Social Studies concentrator Genevieve M. Sheehan ’05 agrees that the side effects of being overcommitted can be exhilarating.

“After, say, an all-nighter, that’s such a great feeling that, for me, all of the awful time management problems are worth it. It’s almost a sick satisfaction,” she says.

What makes it worth it for Sheehan is the thought that, ultimately, there may be a future payoff.

“I can always see the light at the end of the tunnel,” she says.

The other students interviewed for this article echo Sheehan. But few of them can specify what the light at the end of the tunnel is.

Fitzsimmons has a clear, if idealistic, conception of what that light will be:

“The flip side of [the joiner] is that these are people blessed...with the opportunity to make a difference in the world,” he says.

Jobbins, the senior with the list of extracurriculars a mile long, isn’t so sure that’s the case.

“Harvard extracurriculars teach you to be corrupt. That’s the exact same thing that will happen in the corporate world, and I’ve been doing it since my sophomore year,” Jobbins says.

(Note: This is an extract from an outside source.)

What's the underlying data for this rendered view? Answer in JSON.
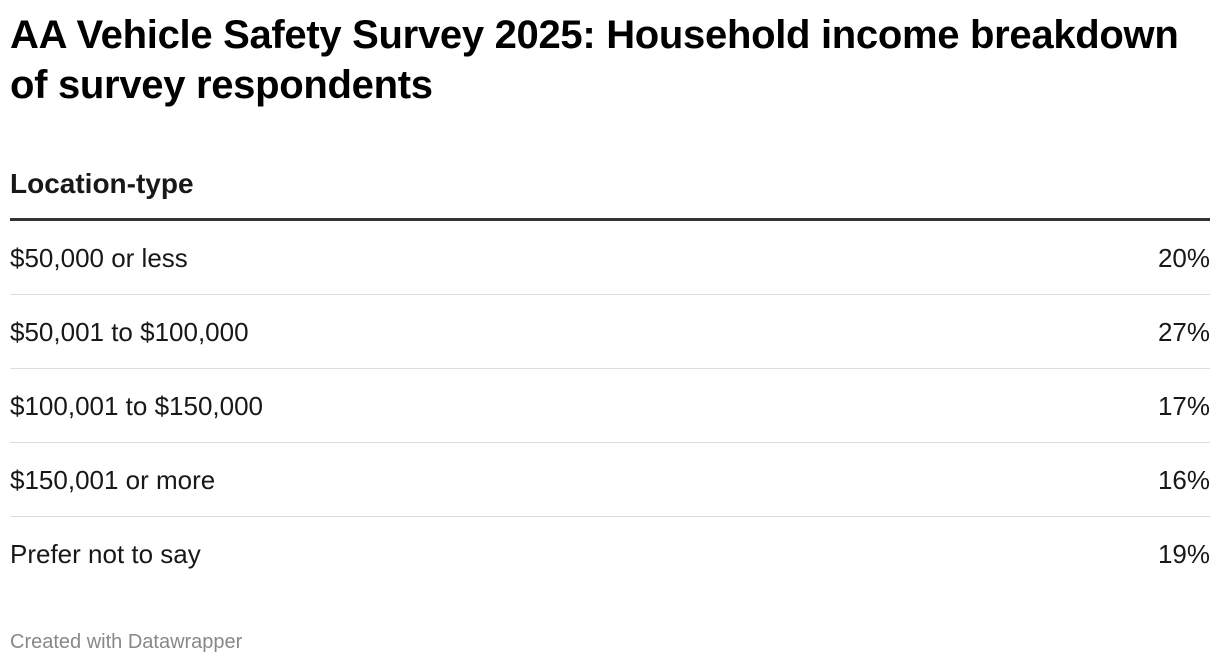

“I think that’s why Harvard people do so well. People help their friends, and who are you friends with? Your college buddies.”

A Frosh Start?

Though the motivations and effects of having an active extracurricular life are murky, the Class of 2006 has just begun to navigate those waters.

Rather than the themes of burnout and stress that upperclass students emphasize, several first-years say they are excited about the wide-open possibilities.

“It makes you feel like you can do anything you want,” said Seth H. Robinson ’06, clutching an inches-thick assortment of multicolored paper after he’d run the gauntlet.

“It’s a little overwhelming, but it’s cool,” said Jennifer G. Raymond ’06, who

spent an hour walking through the fair and signed up for about 20 e-mail lists.

In an e-mail, Sam M. Johnson ’06 wrote, “I ended up signing up for just about every activity under the sun...I figure I can sort them out later.”